Total Eclipse of the Heart

You know those wierd music videos that have nothing to do with the actual song? Well here is a link to "total eclipse of the heart" music video with some new lyrics. Its hilarious!


http://www.youtube.com/watch?v=lj-x9ygQEGA

Friday, June 3, 2011

Breaking the Law

My neighbor Courtney and I went to an abandoned steel factory that was demolished about 60 years ago and I took some pictures on my camera phone. enjoy =)










Wednesday, June 1, 2011

Mormon Jargon

Mormon Jargon

Many of the gentile persuasion in the Salt Lake City area have taken to calling members of “the” church “Mo’s”. OK, the truth is that being called a Mo isn’t so bad.

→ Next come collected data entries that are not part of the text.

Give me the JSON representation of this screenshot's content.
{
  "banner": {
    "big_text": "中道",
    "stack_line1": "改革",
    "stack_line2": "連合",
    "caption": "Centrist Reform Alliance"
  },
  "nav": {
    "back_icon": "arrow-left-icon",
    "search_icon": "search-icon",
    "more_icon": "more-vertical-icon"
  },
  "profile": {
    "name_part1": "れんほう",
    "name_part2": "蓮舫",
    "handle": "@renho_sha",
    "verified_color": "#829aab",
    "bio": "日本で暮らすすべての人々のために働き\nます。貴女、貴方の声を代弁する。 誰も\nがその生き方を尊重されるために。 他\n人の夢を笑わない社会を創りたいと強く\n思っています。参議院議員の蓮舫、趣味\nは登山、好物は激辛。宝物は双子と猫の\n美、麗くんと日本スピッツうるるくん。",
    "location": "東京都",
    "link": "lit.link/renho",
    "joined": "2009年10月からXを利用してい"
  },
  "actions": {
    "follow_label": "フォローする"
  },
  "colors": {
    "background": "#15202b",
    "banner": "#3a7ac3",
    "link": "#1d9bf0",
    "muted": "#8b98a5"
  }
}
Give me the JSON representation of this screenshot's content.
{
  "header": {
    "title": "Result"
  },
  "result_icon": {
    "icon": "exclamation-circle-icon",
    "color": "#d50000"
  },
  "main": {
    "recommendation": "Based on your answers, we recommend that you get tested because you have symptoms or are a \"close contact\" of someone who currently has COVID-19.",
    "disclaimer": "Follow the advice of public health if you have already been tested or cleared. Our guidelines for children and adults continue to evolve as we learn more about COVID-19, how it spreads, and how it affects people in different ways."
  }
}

While it’s not exactly a term of endearment, Mo beats some of the other things I’ve been called–lots of them by fellow Mo’s. To ease the tension between Mos and gentiles, I’ve come up with a brief Mo Lexicon.
Practice these terms, learn to be comfortable with your Moism.
MO – Mormon
NO MO – Non-Mormon
NO MO’ MO – Ex-Mormon
MO NOPOLY – Utah
MO TOWN – Provo
MO PEDS – People walking across the street to Temple Square or the MTC in Provo.
MO HAIR – Missionary standards haircut.
PO MO – A financially challenged Mormon
MO LASSES – Mormon Babes!!
MO TEL – Bishop’s interview, tithing settlement, church court, etc.
SU MO – Grad of BYU Law School
MO GUL – Large white Utah bird frequently seen in Church history books, parking lots and dumps.
MO RALLY – Third quarter BYU drive against the U of U.
MO SEY – LDS sense of time. See also LOCO MO TION.
LOCO MO TION – Post-game exodus from Cougar Stadium.
MO NOGOMY – LDS marriage practices.
MO TIF – Two or more Mormons engaged in a heated difference of opinion.